Aquí se podría hablar de un especial
valor pastoral de las imágenes, por que cuando una persona orante reza delante
una imagen, puede fácilmente –en caso de distracción– volver su corazón hacia
Dios. La mística bajomedieval y moderna ha reflexionado mucho sobre esta relación
espiritual-comunicativa entre la imagen y el observador. En el contexto de las
experiencias místicas se ha cultivado la compasión (“compassio”) y la oración (“colloquium”)
ante las imágenes.
Estas experiencias místicas en la
historia de la espiritualidad, y también los mencionados principios
antropológicos, siguen siendo válidos hoy, por lo menos en teoría. En la
práctica, no obstante, parece que durante el siglo XX se ha perdido en gran
parte el interés de los artistas contemporáneos por crear imágenes de devoción,
tanto como el de los fieles cristianos por hacer oración ante imágenes, con
excepción de los pocos santuarios cristianos donde se pueden venerar imágenes
de culto.
Ya a partir del Renacimiento aumentó
considerablemente la percepción de las imágenes sagradas como objetos
estéticos. Era la mirada estética de algunas élites culturales, que pudo
popularizarse a partir del siglo XIX gracias a los museos públicos con su
exclusiva orientación pedagógica, y aún más en el siglo XX a causa de la gran
difusión de los medios de reproducción y de la expansión del turismo cultural.

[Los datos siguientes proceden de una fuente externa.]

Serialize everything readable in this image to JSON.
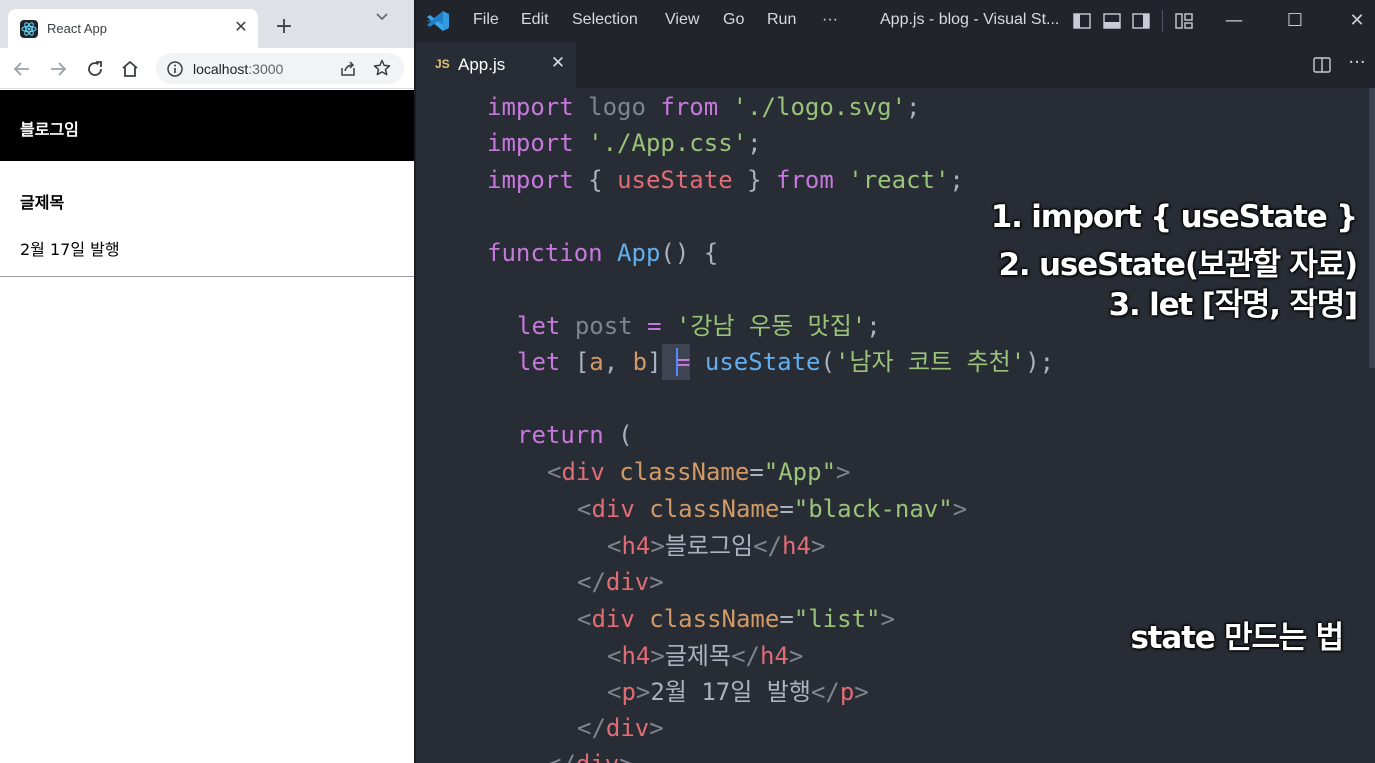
{
  "browser": {
    "tab": {
      "title": "React App",
      "close": "✕"
    },
    "new_tab": "+",
    "address": {
      "host": "localhost",
      "port": ":3000"
    },
    "page": {
      "nav_title": "블로그임",
      "post_title": "글제목",
      "post_date": "2월 17일 발행"
    }
  },
  "vscode": {
    "menu": [
      "File",
      "Edit",
      "Selection",
      "View",
      "Go",
      "Run",
      "···"
    ],
    "window_title": "App.js - blog - Visual St...",
    "tab": {
      "badge": "JS",
      "name": "App.js",
      "close": "✕"
    },
    "window_controls": {
      "minimize": "—",
      "maximize": "☐",
      "close": "✕"
    },
    "more": "···",
    "code": {
      "l1": {
        "k1": "import",
        "v": "logo",
        "k2": "from",
        "s": "'./logo.svg'",
        "p": ";"
      },
      "l2": {
        "k1": "import",
        "s": "'./App.css'",
        "p": ";"
      },
      "l3": {
        "k1": "import",
        "o": "{",
        "v": "useState",
        "c": "}",
        "k2": "from",
        "s": "'react'",
        "p": ";"
      },
      "l5": {
        "k1": "function",
        "f": "App",
        "p": "() {"
      },
      "l7": {
        "k1": "let",
        "v": "post",
        "eq": "=",
        "s": "'강남 우동 맛집'",
        "p": ";"
      },
      "l8": {
        "k1": "let",
        "o": "[",
        "a": "a",
        "comma": ",",
        "b": "b",
        "c": "]",
        "eq": "=",
        "f": "useState",
        "po": "(",
        "s": "'남자 코트 추천'",
        "pc": ");"
      },
      "l10": {
        "k1": "return",
        "p": "("
      },
      "l11": {
        "lt": "<",
        "t": "div",
        "a": "className",
        "eq": "=",
        "s": "\"App\"",
        "gt": ">"
      },
      "l12": {
        "lt": "<",
        "t": "div",
        "a": "className",
        "eq": "=",
        "s": "\"black-nav\"",
        "gt": ">"
      },
      "l13": {
        "lt": "<",
        "t": "h4",
        "gt": ">",
        "txt": "블로그임",
        "lt2": "</",
        "t2": "h4",
        "gt2": ">"
      },
      "l14": {
        "lt": "</",
        "t": "div",
        "gt": ">"
      },
      "l15": {
        "lt": "<",
        "t": "div",
        "a": "className",
        "eq": "=",
        "s": "\"list\"",
        "gt": ">"
      },
      "l16": {
        "lt": "<",
        "t": "h4",
        "gt": ">",
        "txt": "글제목",
        "lt2": "</",
        "t2": "h4",
        "gt2": ">"
      },
      "l17": {
        "lt": "<",
        "t": "p",
        "gt": ">",
        "txt": "2월 17일 발행",
        "lt2": "</",
        "t2": "p",
        "gt2": ">"
      },
      "l18": {
        "lt": "</",
        "t": "div",
        "gt": ">"
      },
      "l19": {
        "lt": "</",
        "t": "div",
        "gt": ">"
      }
    }
  },
  "overlay": {
    "steps": [
      "1. import { useState }",
      "2. useState(보관할 자료)",
      "3. let [작명, 작명]"
    ],
    "caption": "state 만드는 법"
  },
  "colors": {
    "keyword": "#c678dd",
    "string": "#98c379",
    "function": "#61afef",
    "tag": "#e06c75",
    "attribute": "#d19a66",
    "editor_bg": "#282c34"
  }
}
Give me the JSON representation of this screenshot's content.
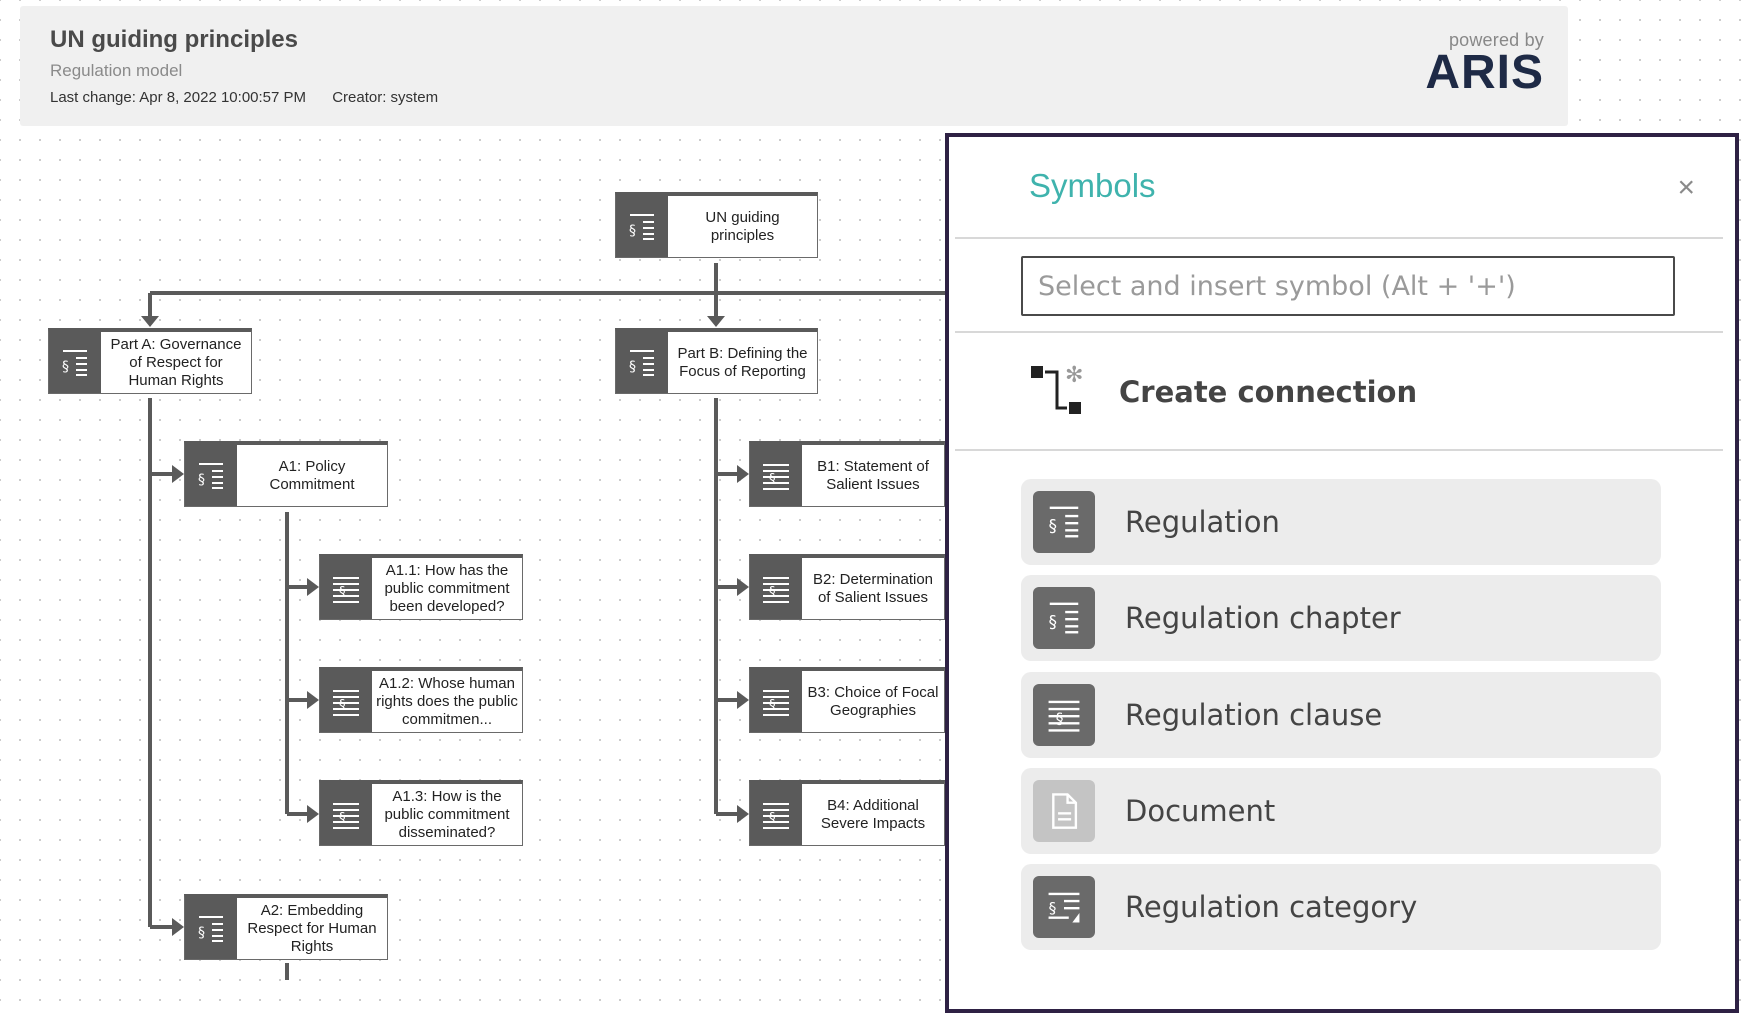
{
  "header": {
    "title": "UN guiding principles",
    "subtitle": "Regulation model",
    "last_change": "Last change: Apr 8, 2022 10:00:57 PM",
    "creator": "Creator: system",
    "powered_by": "powered by",
    "brand": "ARIS"
  },
  "diagram": {
    "root": "UN guiding principles",
    "part_a": "Part A: Governance of Respect for Human Rights",
    "part_b": "Part B: Defining the Focus of Reporting",
    "a1": "A1: Policy Commitment",
    "a1_1": "A1.1: How has the public commitment been developed?",
    "a1_2": "A1.2: Whose human rights does the public commitmen...",
    "a1_3": "A1.3: How is the public commitment disseminated?",
    "a2": "A2: Embedding Respect for Human Rights",
    "b1": "B1: Statement of Salient Issues",
    "b2": "B2: Determination of Salient Issues",
    "b3": "B3: Choice of Focal Geographies",
    "b4": "B4: Additional Severe Impacts"
  },
  "symbols_panel": {
    "title": "Symbols",
    "close": "×",
    "search_placeholder": "Select and insert symbol (Alt + '+')",
    "create_connection": "Create connection",
    "items": [
      {
        "label": "Regulation",
        "icon": "regulation-icon"
      },
      {
        "label": "Regulation chapter",
        "icon": "regulation-chapter-icon"
      },
      {
        "label": "Regulation clause",
        "icon": "regulation-clause-icon"
      },
      {
        "label": "Document",
        "icon": "document-icon"
      },
      {
        "label": "Regulation category",
        "icon": "regulation-category-icon"
      }
    ]
  }
}
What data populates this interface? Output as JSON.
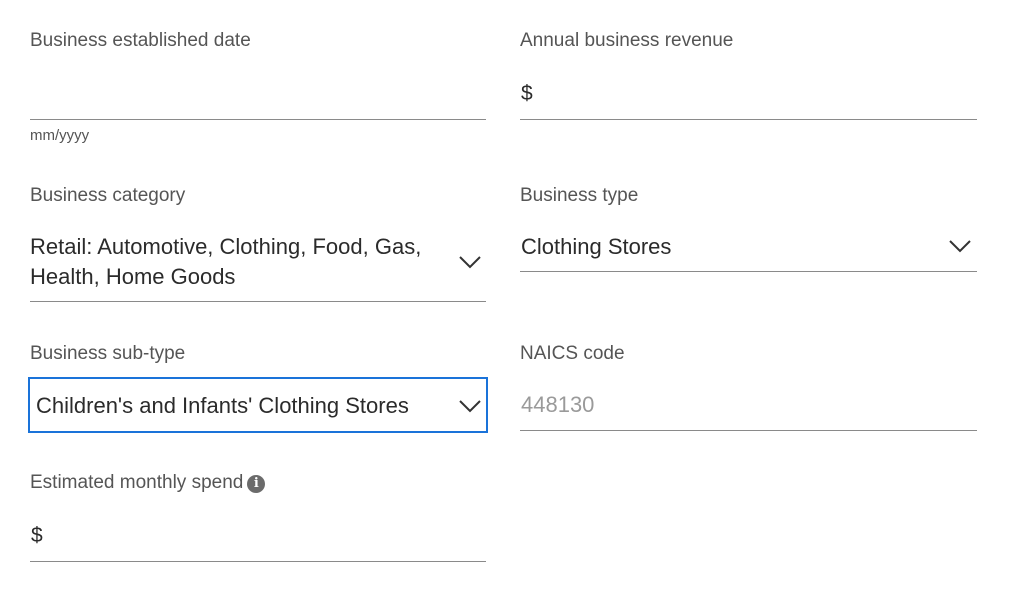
{
  "established_date": {
    "label": "Business established date",
    "value": "",
    "helper": "mm/yyyy"
  },
  "annual_revenue": {
    "label": "Annual business revenue",
    "currency_symbol": "$",
    "value": ""
  },
  "category": {
    "label": "Business category",
    "selected_line1": "Retail: Automotive, Clothing, Food, Gas,",
    "selected_line2": "Health, Home Goods",
    "icon": "chevron-down-icon"
  },
  "business_type": {
    "label": "Business type",
    "selected": "Clothing Stores",
    "icon": "chevron-down-icon"
  },
  "sub_type": {
    "label": "Business sub-type",
    "selected": "Children's and Infants' Clothing Stores",
    "icon": "chevron-down-icon",
    "focus_color": "#1a73d9"
  },
  "naics": {
    "label": "NAICS code",
    "value": "448130"
  },
  "monthly_spend": {
    "label": "Estimated monthly spend",
    "info_icon": "info-icon",
    "info_glyph": "i",
    "currency_symbol": "$",
    "value": ""
  }
}
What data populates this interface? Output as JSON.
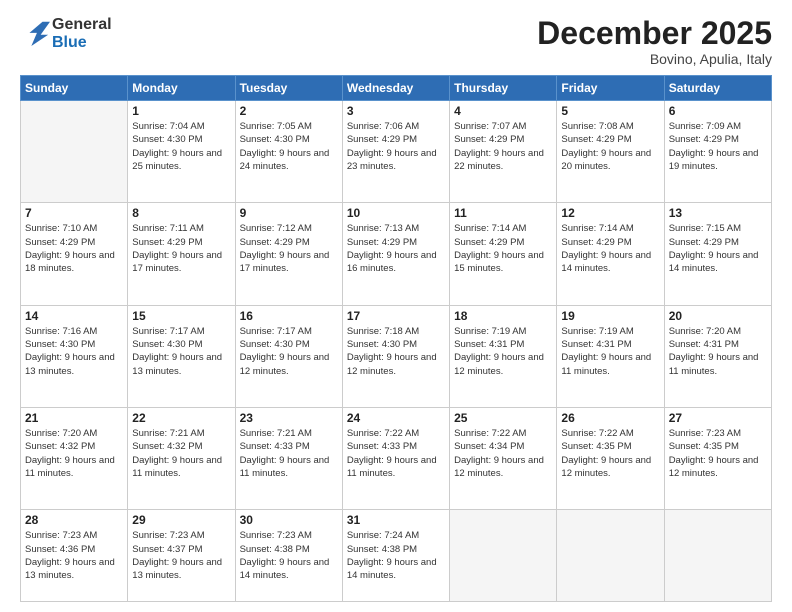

De este modo, podría tener razón Georg
W. F. Hegel, al decir “proféticamente” que había llegado el periodo en el que
“por espléndidas que pudieran parecernos las efigies de los dioses griegos, y
por mucha perfección que hallemos en las imágenes de Dios Padre, de Cristo y de
la Virgen María, de nada sirve; ya no caemos de rodillas”.